Cependant, sans se gargariser absolument de l’esthétique du dévouement, l’auteur explore d’autres comportements pour brosser un portrait complexe du deuil et de ceux qui le portent. Aussi le personnage de la fille de Bartolomeo, Maïa, qui « pren[d] les hommes pour des ballons de foire gavés à l’hélium, genre trophée qu’on exhibe aux démunis, le sourire radieux » est-elle l’incarnation brutale de la souffrance qui se nie en soi pour s’imposer à l’autre.

POINTS FAIBLES

La beauté incontestable de la plupart des passages fera peut-être ressortir la faiblesse de certaines formules un peu simples telles que : « le temps avait lâché l’affaire » ou encore «la maison Gravielle était rayée de sa carte ». Mais ce vocabulaire adolescent et certaines expressions toutes faites venant perturber les envolées lyriques du texte contribuent également à bousculer son rythme et à lui donner un certain cachet.

EN DEUX MOTS

Un premier roman qui parvient à décrire le deuil et l’agonie avec une puissance vitale et bouillante. Une très belle découverte.

UN EXTRAIT

« C’était un bel homme, Bartolomeo Gravielle. Solidement bâti, les épaules dégrossies au burin, impressionnantes et accueillantes à la fois. Il entretient une relation passionnée avec les côtes de bœuf, épaisses, à peine saisies sur le feu, cuir et sang, mirifique Black Angus.
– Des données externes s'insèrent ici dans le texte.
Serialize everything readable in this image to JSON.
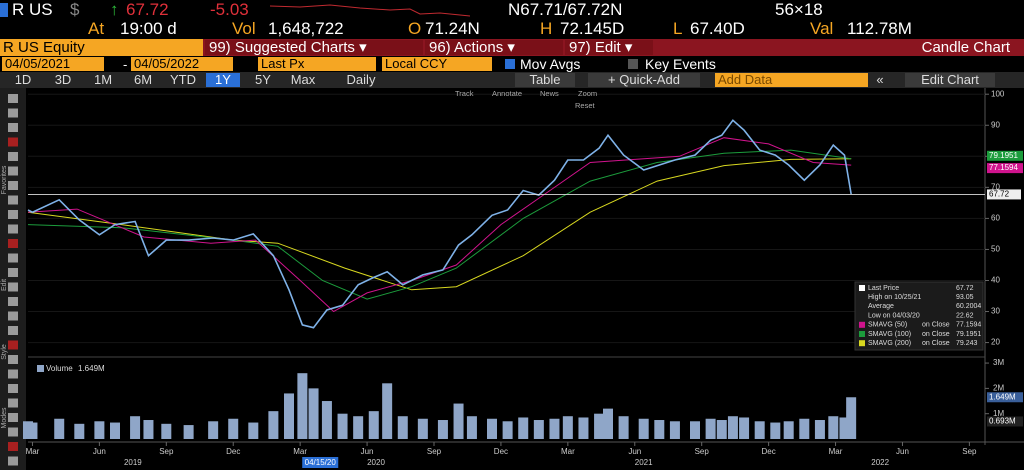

Dans sa tête, la catastrophe prend forme. Un débris graisseux se détache d’une artère et remonte la paroi carotidienne. Il est embarqué, paré à hanter son cœur qui continue vaillamment de pomper, envoyer, recevoir, il attend. La pression monte, cul-de-sac, là-haut les vaisseaux se dispersent en pattes-d’oie, filament sinueux, le débris s’engage, bute, il est coincé. Leo Meo chauffe, brûle et s’affaisse. Une seconde passe et tout fout le camp ». (p34).